The curve represented by this equation is an exponential curve with a base of e raised to the power of x+y divided by the square root of 2, added to the value of x plus the square root of 2.
When x=k is tangent to a curve, it means that the line passing through the point (k, f(k)) is perpendicular to the tangent line of the curve at that point. In other words, the slope of the line passing through (k, f(k)) is equal to the slope of the tangent line at that point.
To find the value of k, we can use the derivative of the curve and set it equal to the slope of the line passing through (k, f(k)). This will give us a system of equations which we can solve to find the value of k.

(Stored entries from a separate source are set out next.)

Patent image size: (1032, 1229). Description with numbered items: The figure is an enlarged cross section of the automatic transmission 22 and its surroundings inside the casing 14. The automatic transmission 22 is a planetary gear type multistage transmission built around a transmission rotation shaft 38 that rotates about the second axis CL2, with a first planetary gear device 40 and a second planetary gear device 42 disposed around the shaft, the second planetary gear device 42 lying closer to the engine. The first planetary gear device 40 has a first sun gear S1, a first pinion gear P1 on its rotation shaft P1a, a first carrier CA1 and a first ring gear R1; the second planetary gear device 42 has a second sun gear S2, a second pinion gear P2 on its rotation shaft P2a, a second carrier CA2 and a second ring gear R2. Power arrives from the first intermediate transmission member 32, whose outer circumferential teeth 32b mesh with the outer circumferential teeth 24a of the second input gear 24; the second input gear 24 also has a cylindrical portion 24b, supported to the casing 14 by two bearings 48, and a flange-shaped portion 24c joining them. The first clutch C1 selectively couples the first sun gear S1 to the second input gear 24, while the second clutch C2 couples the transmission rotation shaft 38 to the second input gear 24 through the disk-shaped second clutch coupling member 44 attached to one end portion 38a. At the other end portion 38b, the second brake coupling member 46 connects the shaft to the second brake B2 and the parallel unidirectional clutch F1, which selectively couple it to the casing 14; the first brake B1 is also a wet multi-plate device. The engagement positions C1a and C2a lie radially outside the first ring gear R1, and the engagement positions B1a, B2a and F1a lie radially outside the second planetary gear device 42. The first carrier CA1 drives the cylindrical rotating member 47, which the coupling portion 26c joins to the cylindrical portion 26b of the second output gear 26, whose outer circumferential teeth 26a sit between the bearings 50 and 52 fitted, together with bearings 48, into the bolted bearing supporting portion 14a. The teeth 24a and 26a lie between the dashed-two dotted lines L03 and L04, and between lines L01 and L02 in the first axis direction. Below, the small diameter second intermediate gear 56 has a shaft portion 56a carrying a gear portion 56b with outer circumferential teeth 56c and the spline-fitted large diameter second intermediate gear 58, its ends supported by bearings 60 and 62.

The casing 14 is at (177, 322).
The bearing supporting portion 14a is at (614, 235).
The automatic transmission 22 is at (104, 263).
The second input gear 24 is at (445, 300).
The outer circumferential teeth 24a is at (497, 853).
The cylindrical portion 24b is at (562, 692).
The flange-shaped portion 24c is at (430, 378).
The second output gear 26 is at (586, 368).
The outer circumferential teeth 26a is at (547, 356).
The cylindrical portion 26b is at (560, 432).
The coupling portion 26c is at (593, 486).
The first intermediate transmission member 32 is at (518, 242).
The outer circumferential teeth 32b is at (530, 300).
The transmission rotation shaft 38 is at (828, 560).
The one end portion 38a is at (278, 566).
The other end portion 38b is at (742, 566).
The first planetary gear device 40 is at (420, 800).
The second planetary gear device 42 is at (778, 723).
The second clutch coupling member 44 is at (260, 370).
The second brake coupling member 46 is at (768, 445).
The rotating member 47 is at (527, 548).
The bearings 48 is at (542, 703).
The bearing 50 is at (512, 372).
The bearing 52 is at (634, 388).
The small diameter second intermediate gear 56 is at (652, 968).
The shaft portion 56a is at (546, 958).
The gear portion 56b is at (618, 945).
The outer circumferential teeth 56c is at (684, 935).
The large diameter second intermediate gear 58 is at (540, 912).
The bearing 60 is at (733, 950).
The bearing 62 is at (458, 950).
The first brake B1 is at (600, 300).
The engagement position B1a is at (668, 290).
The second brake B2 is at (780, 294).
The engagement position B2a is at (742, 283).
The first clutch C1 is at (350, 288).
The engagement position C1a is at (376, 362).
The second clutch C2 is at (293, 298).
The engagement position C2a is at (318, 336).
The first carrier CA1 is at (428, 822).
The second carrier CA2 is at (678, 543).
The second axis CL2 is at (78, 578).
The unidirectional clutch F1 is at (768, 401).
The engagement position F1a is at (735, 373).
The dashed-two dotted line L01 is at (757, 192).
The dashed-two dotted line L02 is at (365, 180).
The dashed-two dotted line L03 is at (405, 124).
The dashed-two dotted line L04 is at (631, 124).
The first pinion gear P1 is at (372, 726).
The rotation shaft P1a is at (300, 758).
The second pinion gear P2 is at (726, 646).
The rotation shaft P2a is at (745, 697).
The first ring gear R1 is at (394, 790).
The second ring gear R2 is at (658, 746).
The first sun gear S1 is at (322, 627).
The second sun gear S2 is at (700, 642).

Finding the value of k allows us to determine the point at which the curve has a unique tangent line. This can be useful in solving optimization problems or finding the minimum or maximum values of a function.
Yes, there can be more than one value of k for which x=k is tangent to the curve. This occurs when the curve has a horizontal tangent line at multiple points, meaning the slope of the curve is equal to 0 at those points.